Dalam menjalankan tugas dan kewajibannya, selain para pengajar, pemangku kepentingan lainnya juga harus turut berperan aktif. Misalnya, WANDIK, organisasi-organisasi masyarakat, KNPI dan Lembaga Swadaya Masyarakat (LSM) yang peduli pada dunia pendidikan harus terus berupaya memantau dan mengevaluasi kebijakan-kebijakan pemerintah terkait pendidikan di Indonesia. Semua pihak harus bekerja sama untuk mendorong dan meningkatkan kualitas pendidikan di Indonesia sehingga dapat mencapai tujuan-tujuan yang telah ditetapkan. Hanya dengan begitu, masalah PPDB yang selalu menjadi perbincangan akan dapat diatasi dengan maksimal.
Selain itu, diperlukan juga perubahan sosial dalam masyarakat yang menuntut realita PPDB yang adil dan berkeadilan. Kementerian Pendidikan dan Kebudayaan (Kemendikbud) bisa berperan lebih aktif dalam melakukan advokasi dan memberikan edukasi tentang pentingnya kejujuran dan etika dalam mengikuti proses PPDB. Selain itu, masyarakat perlu ditanamkan pemahaman tentang pentingnya kesetaraan pendidikan bagi semua warga negara, baik yang berasal dari keluarga mampu maupun tidak mampu.
Penggunaan teknologi juga dapat menjadi solusi untuk mengurangi kecurangan dan mempermudah proses PPDB. Dalam beberapa tahun terakhir, sistem zonasi bersama aplikasi pendaftaran online sudah mulai diterapkan di sejumlah daerah. Proses PPDB yang dilakukan secara online ini dapat mempercepat dan mempermudah pengiriman berkas pendaftaran yang tentunya mengurangi kesalahan input data. Namun, hal ini harus diimbangi dengan peningkatan keamanan data agar tidak terjadi penyalahgunaan dengan metode serangan cyber ataupun hacked.
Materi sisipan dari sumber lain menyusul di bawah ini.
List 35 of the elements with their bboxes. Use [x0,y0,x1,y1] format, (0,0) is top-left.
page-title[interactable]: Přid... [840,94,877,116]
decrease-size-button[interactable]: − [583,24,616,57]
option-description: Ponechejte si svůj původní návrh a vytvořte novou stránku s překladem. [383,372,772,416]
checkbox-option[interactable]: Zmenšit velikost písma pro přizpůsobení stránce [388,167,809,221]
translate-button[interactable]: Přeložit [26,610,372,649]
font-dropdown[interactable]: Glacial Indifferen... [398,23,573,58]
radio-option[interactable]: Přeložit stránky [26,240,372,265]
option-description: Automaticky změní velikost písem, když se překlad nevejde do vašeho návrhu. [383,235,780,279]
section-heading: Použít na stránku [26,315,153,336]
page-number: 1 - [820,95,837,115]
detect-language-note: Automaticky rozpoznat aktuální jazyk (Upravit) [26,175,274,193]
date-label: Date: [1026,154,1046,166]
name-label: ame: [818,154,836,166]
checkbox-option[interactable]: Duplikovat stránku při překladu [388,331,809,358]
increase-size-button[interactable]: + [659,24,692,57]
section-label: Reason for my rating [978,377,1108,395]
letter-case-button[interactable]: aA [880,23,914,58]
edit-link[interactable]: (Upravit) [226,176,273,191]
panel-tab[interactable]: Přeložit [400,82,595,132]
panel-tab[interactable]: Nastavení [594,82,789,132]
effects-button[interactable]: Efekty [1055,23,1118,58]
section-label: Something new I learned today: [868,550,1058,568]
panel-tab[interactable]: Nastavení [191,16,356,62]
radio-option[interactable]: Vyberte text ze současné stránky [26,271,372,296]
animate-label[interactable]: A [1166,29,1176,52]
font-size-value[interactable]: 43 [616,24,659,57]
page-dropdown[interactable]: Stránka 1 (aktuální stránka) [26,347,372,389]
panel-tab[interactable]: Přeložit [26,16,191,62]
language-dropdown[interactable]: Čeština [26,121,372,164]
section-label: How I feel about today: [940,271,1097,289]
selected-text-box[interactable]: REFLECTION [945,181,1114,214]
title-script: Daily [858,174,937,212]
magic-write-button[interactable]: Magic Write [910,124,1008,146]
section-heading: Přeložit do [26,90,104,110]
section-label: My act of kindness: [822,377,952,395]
Selain pemasangan CCTV, ada juga sekolah-sekolah yang menggunakan program pendaftaran PPDB berbasis aplikasi online. Dengan demikian, pastilah akan ada pahlawan IT dapat mencuri data atau mengendalikan aplikasi softcopy tersebut. Proses ini bisa berjalan lebih cepat dan mudah diakses oleh calon siswa dan orang tua, karena bisa dilakukan dari hand8phone masing-masing.
Tentu saja aplikasi online tersebut harus dikemas dalam sistem yang muah digunakan dan lebih transparan dalam hal informasi. Dengan begitu, calon siswa dan orang tua dapat mengakses informasi tentang batasan zonasi dan kuota penerimaan siswa dengan lebih jelas. Hal ini menjadi upaya dalam mengakomodasi kepentingan semua pihak demi tercapainya adil serta menjaga kepercayaan masyarakat dalam proses PPDB.
Dalam kesimpulan, permasalahan PPDB merupakan isu yang kompleks dan melibatkan berbagai pihak. Sebagai salah satu fondasi dalam mewujudkan pendidikan yang lebih baik, PPDB tidak bisa dianggap klise, namun harus ditangani sebagai persoalan serius yang memerlukan solusi tepat untuk menjawab kebutuhan masyarakat pendidikan. Dukungan semua pemangku kepentingan, baik pendidik, pemerintah, organisasi, maupun masyarakat terhadap dunia pendidikan dapat membantu mengatasi masalah PPDB secara maksimal. Melalui upaya bersama, Indonesia akan memiliki pendidikan yang lebih baik dan berkualitas di masa depan.